I'm no wehraboo but for Bastogne, the Allies had already gained air superiority in France. Bastogne was playing defense (and I won't downplay the courage of the 101st, it was a damn difficult defense) for 6 days until the weather cleared and air support could relieve them.
Meanwhile on the Eastern Front virtually all major Soviet victories (Stalingrad, Kursk, Bagration, Berlin) still had the Soviets taking far more casualties than the Germans.
I think some of the late-war soviet losses vs. German losses are a bit overstated simply due to the Soviets generally being on the offensive - which is typically going to take more casualties than the defense
This doesn't really get at the heart of Soviet casualties - it might be true that in attacking a certain specific fortified position the attacker will take more casualties than the defender, but in a modern war where armies have great strategic mobility and the combat power of a given corps/army/army group etc. is sourced from vulnerable rear areas, an attacker that has the initiative has the potential to achieve lopsided victories. This is what the Germans did to the Soviets in 1941, and likewise what the Soviets returned to the Germans in later 1944-45. A third of the German war dead (1.5 million) came in the final four months of the war when the Soviets were able to fully turn the tables and inflict disproportionate losses on them.

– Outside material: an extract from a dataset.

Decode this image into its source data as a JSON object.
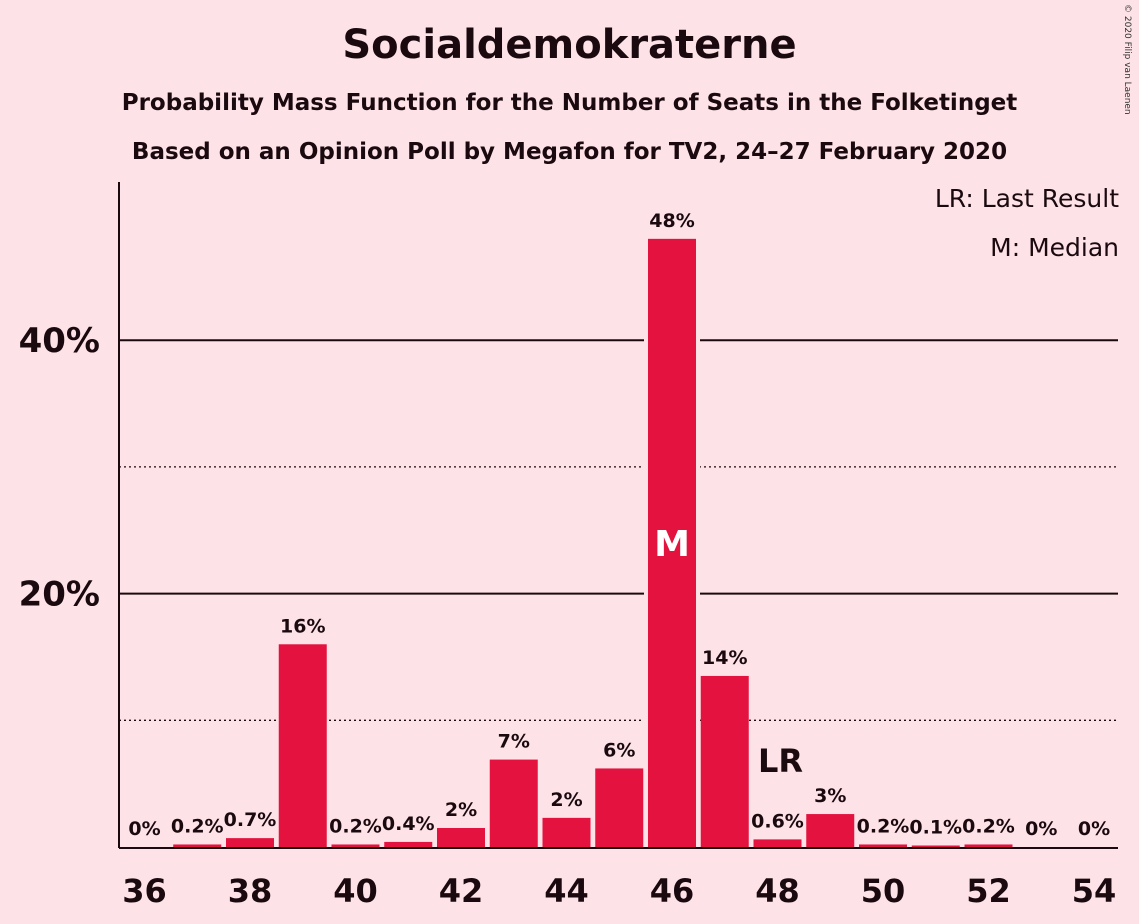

The purges had left the Red Army in a state completely unfit for fighting a modern war, and so the Red Army was essentially almost wholly destroyed twice: first in June-July and then again in September-October 1941. From that point on it was such a desperate struggle for survival that the Soviet Union essentially had little time to try to rebuild or improve its institutional knowledge with respect to fighting a modern war. Every element of Soviet warfighting was massively deficient, essentially up until the operational pauses in early 1944 where after they had recovered enough territory (and suffered such horrendous casualties in the process) that they were able/forced to devote serious time and attention to overhauling their approaches to all elements of the war.